Die Geschichte der antimikrobiellen Peptid (AMP)-Forschung an der Kieler Hautklinik wurde durch die Entdeckungen von Michael Zasloff inspiriert, der bereits 1987 zeigte, dass die Haut von Fröschen durch AMPs geschützt wird [1]. Basierend auf diesen Erkenntnissen gingen wir in der Kieler Universitäts-Hautklinik (damaliger Direktor Prof. Dr. Enno Christophers) ab 1996 unter der wissenschaftlichen Leitung von Prof. Dr. Jens-Michael Schröder gezielt der Frage nach, ob auch die Haut des Menschen in der Lage ist, AMPs zu produzieren.
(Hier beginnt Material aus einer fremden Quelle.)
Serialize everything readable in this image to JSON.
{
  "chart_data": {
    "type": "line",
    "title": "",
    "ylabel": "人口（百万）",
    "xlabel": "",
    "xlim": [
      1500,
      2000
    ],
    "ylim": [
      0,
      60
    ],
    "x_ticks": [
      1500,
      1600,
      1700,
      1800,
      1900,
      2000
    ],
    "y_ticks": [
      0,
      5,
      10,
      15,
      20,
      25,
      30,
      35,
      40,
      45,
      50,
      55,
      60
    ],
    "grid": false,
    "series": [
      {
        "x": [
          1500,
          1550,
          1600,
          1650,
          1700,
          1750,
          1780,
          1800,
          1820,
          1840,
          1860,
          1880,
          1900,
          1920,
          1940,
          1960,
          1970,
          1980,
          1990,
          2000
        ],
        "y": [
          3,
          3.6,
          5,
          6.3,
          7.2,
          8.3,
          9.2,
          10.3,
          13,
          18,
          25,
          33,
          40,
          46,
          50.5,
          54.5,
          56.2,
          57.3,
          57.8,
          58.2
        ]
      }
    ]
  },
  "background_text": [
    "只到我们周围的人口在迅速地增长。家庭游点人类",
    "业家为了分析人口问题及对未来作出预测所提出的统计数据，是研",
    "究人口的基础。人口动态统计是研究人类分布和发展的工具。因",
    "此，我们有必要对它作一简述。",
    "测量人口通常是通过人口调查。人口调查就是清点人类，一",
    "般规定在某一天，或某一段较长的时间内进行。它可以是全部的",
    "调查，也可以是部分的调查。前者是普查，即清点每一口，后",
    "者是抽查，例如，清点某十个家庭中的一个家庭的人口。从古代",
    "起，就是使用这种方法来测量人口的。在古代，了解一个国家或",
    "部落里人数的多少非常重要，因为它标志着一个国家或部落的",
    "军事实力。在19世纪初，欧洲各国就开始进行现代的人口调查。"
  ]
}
Dabei entpuppten sich insbesondere Psoriasis-Schuppen als reiche Quelle von AMPs [2]. Die Abundanz von AMPs in Psoriasis-Plaques mag mit erklären, warum es bei Psoriasis-Patienten trotz der zerstörten Hautbarriere nicht gehäuft zu Hautinfektionen kommt [3]. So konnten an der Kieler Hautklinik zwei neue AMPs aus der Klasse der humanen Beta-Defensine (hBDs) entdeckt werden: hBD-2 und hBD-3 [4] [5]. Das Besondere an diesen beiden Molekülen ist, dass deren Expression in der Haut, insbesondere in Keratinozyten, im Rahmen von Entzündungsprozessen, Infektionen und Wunden extrem hochgeregelt sein kann [6] [7] [8]. Aber auch AMPs, die in der gesunden Haut abundant exprimiert werden, wie z. B. RNase 7 und Psoriasin, konnten in der Kieler-Hautklinik identifiziert werden [9] [10] und stehen nach wie vor im Fokus der AMP-Forschung an der Kieler Hautklinik.
AMPs spielen nicht nur eine Rolle als antibakterielle Faktoren, bei einigen AMPs wurde auch potente Aktivität gegen Pilze beobachtet. Diese antifungale Aktivität steht auch im Interesse der hiesigen AMP-Forschung. So konnte beispielsweise in mehreren Publikationen kürzlich gezeigt werden, dass die AMPs hBD-2, hBD-3, RNase 7 und insbesondere Psoriasin eine wichtige Rolle in der kutanen Abwehr zum Schutz vor Infektionen mit Dermatophyten und Aspergillus fumigatus einnehmen [11] [12] [13].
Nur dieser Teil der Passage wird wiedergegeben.